Zensur ist unumstritten
In der Stellungnahme der Redaktion betont der stellvertretende Redaktionsleiter des «Echo der Zeit», Markus Hofmann, dass man sich in der beanstandeten Sendung auf die Erfahrungen des Chinakorrespondenten von Radio SRF, Martin Aldrovandi, stütze, der selbst die Erfahrung gemacht habe, dass die Webseiten von CNN und anderen ausländischen Portalen mehrmals schwer oder nicht erreichbar gewesen seien. Der im Beitrag interviewte Student berichtete dasselbe. Die grundsätzliche Aussage, dass ausländische Webseiten von chinesischen Zensurmassnahmen betroffen seien, werde vom Beanstander zudem nicht bestritten, sondern in der Beanstandung explizit bestätigt, schreibt Hofmann weiter.
Ombudsmann Roger Blum kommt zum Schluss, dass hier Aussage gegen Aussage stehe. Es sei schlicht nicht überprüfbar, wie oft die CNN-Seite nicht aufrufbar sei. Daher entscheide er in «dubio pro reo» und schlage sich auf die Seite des Korrespondenten, der sich ja nicht weiter wehren könne, während dem Beanstander der Rechtsweg an die Unabhängige Beschwerdeinstanz für Radio und Fernsehen (UBI) offen stehe.
Der Status Tibets
In der beanstandeten «Kontext»-Sendung vom 20. August 2019 ging es um das Thema Flucht. Die Moderatorin spricht über eine vor sechzig Jahren aus Tibet geflohene Familie. «Damit war Tibet als eigenständiger Staat vorbei.» Diese Aussage sei falsch, so der Beanstander. Tibet sei zu keinem Zeitpunkt der modernen Geschichte jemals ein völkerrechtlich anerkannter Staat gewesen.
Eine Frage der Perspektive
Sandra Leis, Leiterin der Redaktion Kultur und Gesellschaft bei Radio SRF 2 Kultur, verfasste die Stellungnahme für die «Kontext»-Redaktion. Sie wies darin auf die verschiedenen Perspektiven auf Tibet hin. So gebe es in diesem Konflikt zwei Perspektiven: eine chinesische und eine tibetische. Der Beanstander, der in Peking lebt, argumentiere aus chinesischer und völkerrechtlicher Sicht. Dem gegenüber habe Moderatorin Maya Brändli mit Blick auf ihren tibetischen Gast die tibetische Sichtweise eingenommen.

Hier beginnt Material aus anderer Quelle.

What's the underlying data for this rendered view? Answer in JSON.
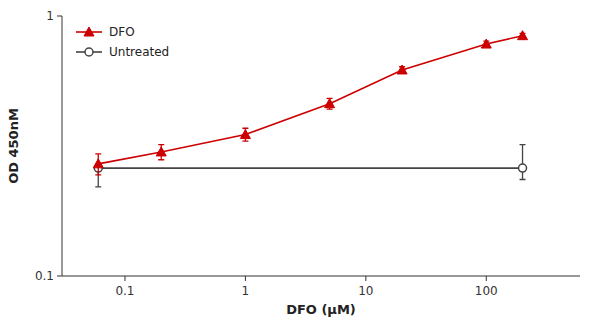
{
  "chart_data": {
    "type": "line",
    "xlabel": "DFO (μM)",
    "ylabel": "OD 450nM",
    "log": true,
    "grid": false,
    "legend": "upper left",
    "xlim": [
      0.03,
      600
    ],
    "ylim": [
      0.1,
      1
    ],
    "xticks": [
      0.1,
      1,
      10,
      100
    ],
    "yticks": [
      0.1,
      1
    ],
    "series": [
      {
        "name": "DFO",
        "color": "#CC0000",
        "marker": "triangle",
        "line_style": "solid",
        "x": [
          0.06,
          0.2,
          1.0,
          5.0,
          20.0,
          100.0,
          200.0
        ],
        "values": [
          0.27,
          0.3,
          0.35,
          0.46,
          0.62,
          0.78,
          0.84
        ],
        "yerr": [
          0.025,
          0.02,
          0.02,
          0.022,
          0.018,
          0.02,
          0.018
        ]
      },
      {
        "name": "Untreated",
        "color": "#444444",
        "marker": "circle",
        "line_style": "solid",
        "x": [
          0.06,
          200.0
        ],
        "values": [
          0.26,
          0.26
        ],
        "yerr_low": [
          0.04,
          0.025
        ],
        "yerr_high": [
          0.01,
          0.06
        ]
      }
    ]
  }
}
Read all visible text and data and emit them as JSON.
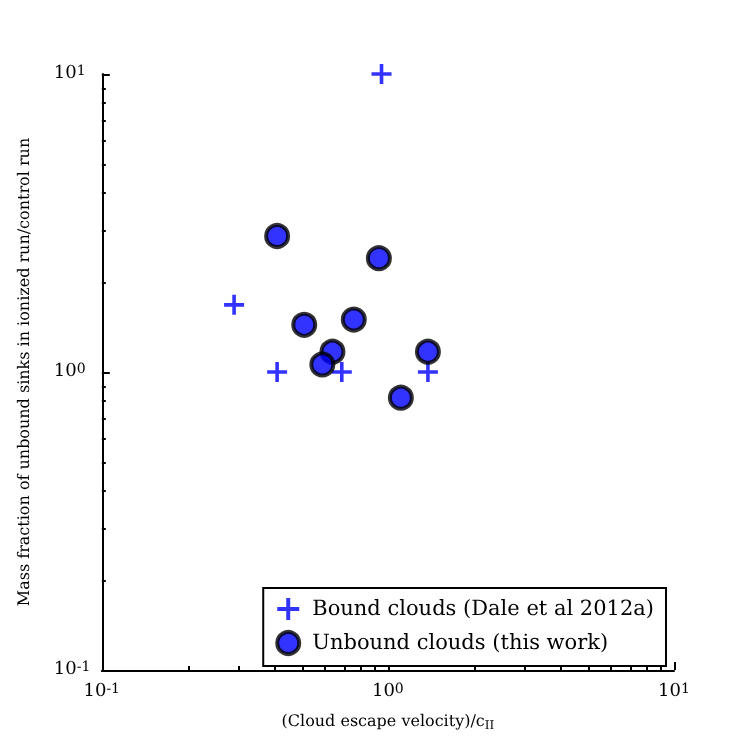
{
  "chart_data": {
    "type": "scatter",
    "xlabel": "(Cloud escape velocity)/c$_{II}$",
    "ylabel": "Mass fraction of unbound sinks in ionized run/control run",
    "log": "xy",
    "grid": false,
    "legend": "bottom right",
    "xlim": [
      0.1,
      10
    ],
    "ylim": [
      0.1,
      10
    ],
    "xticks": [
      {
        "value": 0.1,
        "label": "10$^{-1}$"
      },
      {
        "value": 1,
        "label": "10$^{0}$"
      },
      {
        "value": 10,
        "label": "10$^{1}$"
      }
    ],
    "yticks": [
      {
        "value": 0.1,
        "label": "10$^{-1}$"
      },
      {
        "value": 1,
        "label": "10$^{0}$"
      },
      {
        "value": 10,
        "label": "10$^{1}$"
      }
    ],
    "series": [
      {
        "name": "Bound clouds (Dale et al 2012a)",
        "color": "#0000ff",
        "marker": "cross",
        "x": [
          0.95,
          0.29,
          0.41,
          0.69,
          1.38
        ],
        "values": [
          10,
          1.68,
          1,
          1,
          1
        ]
      },
      {
        "name": "Unbound clouds (this work)",
        "color": "#0000ff",
        "marker": "circle",
        "x": [
          0.41,
          0.93,
          0.51,
          0.76,
          0.64,
          0.59,
          1.38,
          1.11
        ],
        "values": [
          2.86,
          2.41,
          1.44,
          1.5,
          1.17,
          1.06,
          1.17,
          0.82
        ]
      }
    ]
  }
}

Die vom Dalai Lama geleitete Exilregierung in Indien vertrete die Auffassung, dass Tibet zum Zeitpunkt der Invasion durch die chinesische Volksbefreiungsarmee ein unabhängiger und voll funktionsfähiger Staat gewesen sei. Leis äussert sich jedoch auch selbstkritisch und hält fest, dass die Redaktion künftig bestrebt sein wird, «in solch delikaten Fragen beide Sichtweisen abzubilden oder zumindest darauf hinweisen, dass es unterschiedliche Perspektiven gebe.»
Keine Anerkennung
Roger Blum stützt die Argumentation von Sandra Leis und führt in einem kurzen historischen Abriss aus, warum der Status Tibets umstritten ist. Die Aussage, dass die Selbständigkeit Tibets 1959 zu Ende gegangen sei, sei allerdings nicht richtig, so Blum. So habe 1913 der damalige Dalai Lama zwar die Unabhängigkeit Tibets verkündet. Allerdings sei diese durch keinen anderen Staat förmlich anerkannt worden. Blum bezeichnet infolgedessen die Aussage von Frau Brändli, 1959 sei das Ende Tibets als unabhängiger Staat gewesen, als «klitzekleinen Fehler», weshalb er die Beanstandung teilweise unterstützt.